Read over the article above a few times and let it sink in (this is a long one, so you may want to break it up as you reflect). As you reflect, consider the following:
· What's the first picture that came to your mind?
· How did you respond to what you read?
· Reflect how you feel about yourself in comparison to others.
· Reflect on how you perceive others in your world.
· Reflect on your understanding of global issues.
Write the article down and stick it somewhere where you know you'll see it throughout the week. This will prompt you to keep the thinking going! Alternatively, write down something that has stood out to you throughout this meditation.
Now, get talking! Let's talk openly about our thoughts on each article, what we're learning about ourselves and some of the actions we're taking to live more in line with the Declaration. Don't forget that as well as chatting via the comments below, you can get talking via twitter by including this tag: #hrmlak
Some of my thoughts:
- Medicare/Healthcare: I'm keen to know, what are your thoughts about free/discounted healthcare?
- Life Insurance/Funeral Plans etc: do you think they help or hinder this right? If I was really honest, I'd say it feels a bit like it plays on it.

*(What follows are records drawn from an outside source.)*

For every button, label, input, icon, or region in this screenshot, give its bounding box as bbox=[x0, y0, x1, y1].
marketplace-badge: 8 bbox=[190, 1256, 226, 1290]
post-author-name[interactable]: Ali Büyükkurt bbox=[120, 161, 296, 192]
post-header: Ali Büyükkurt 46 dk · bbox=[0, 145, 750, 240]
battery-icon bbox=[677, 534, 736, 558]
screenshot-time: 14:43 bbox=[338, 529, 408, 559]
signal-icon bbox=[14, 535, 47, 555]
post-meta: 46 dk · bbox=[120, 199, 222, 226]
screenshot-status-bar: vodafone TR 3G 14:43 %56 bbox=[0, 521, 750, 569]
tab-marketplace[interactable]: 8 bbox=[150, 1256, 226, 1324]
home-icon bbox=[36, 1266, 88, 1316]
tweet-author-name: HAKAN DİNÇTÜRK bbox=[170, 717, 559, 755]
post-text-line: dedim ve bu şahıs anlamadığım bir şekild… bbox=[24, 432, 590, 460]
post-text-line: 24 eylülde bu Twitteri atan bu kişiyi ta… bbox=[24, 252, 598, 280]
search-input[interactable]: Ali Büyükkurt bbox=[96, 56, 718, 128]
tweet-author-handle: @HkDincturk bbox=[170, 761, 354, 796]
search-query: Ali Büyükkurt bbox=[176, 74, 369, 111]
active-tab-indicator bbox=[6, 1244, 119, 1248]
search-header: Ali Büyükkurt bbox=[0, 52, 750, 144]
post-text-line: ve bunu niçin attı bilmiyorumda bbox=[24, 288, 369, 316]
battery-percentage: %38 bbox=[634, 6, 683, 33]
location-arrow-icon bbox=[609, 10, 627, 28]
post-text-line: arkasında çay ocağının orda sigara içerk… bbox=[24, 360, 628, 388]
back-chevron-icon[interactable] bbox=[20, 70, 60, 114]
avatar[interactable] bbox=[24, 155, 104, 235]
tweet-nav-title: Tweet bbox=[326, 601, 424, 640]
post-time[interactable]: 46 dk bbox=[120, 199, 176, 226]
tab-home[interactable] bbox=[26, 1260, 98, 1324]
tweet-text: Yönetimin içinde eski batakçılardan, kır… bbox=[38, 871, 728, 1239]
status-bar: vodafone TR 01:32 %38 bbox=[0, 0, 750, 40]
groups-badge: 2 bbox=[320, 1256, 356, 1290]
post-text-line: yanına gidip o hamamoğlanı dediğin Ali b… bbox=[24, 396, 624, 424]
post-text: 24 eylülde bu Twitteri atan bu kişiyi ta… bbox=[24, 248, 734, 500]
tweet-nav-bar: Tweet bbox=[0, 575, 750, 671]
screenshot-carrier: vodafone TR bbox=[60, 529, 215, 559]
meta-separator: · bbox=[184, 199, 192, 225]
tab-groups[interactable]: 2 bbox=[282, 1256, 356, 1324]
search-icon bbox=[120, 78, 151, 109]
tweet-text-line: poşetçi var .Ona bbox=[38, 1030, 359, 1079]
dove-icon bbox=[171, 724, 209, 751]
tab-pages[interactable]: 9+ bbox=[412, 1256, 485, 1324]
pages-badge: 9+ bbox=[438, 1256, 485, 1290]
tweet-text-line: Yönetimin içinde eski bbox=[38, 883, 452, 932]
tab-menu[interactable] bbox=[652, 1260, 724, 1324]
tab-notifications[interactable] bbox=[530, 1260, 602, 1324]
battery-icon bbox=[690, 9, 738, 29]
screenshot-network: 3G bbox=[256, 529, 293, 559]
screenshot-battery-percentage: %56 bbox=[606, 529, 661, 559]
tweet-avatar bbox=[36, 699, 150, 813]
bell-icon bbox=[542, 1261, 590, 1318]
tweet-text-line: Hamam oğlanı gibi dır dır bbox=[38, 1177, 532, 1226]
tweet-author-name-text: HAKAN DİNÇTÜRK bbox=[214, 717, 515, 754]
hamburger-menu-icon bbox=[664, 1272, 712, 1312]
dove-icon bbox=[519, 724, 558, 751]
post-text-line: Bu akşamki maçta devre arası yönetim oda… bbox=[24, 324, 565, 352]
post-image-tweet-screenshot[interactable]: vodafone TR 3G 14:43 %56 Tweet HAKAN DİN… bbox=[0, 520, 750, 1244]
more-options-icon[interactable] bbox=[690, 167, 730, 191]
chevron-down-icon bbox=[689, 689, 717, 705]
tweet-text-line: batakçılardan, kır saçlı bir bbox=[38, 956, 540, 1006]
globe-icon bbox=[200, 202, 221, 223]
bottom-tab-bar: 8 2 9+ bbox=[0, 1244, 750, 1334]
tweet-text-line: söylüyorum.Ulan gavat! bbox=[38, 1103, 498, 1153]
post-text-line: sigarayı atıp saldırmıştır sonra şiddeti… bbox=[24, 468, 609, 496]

- So bizarre that they mention that children born out of wedlock would have the same rights as those born in wedlock. It really highlights the era that this was written in (and the greater context- countries that haven't progressed in this area). However, it does make me think about the disadvantages some singe parent families face because there is less income coming in. It also makes me think about how young mothers are judged by their communities, and as a result, while being entitled to the same services, are much more likely to experience isolation.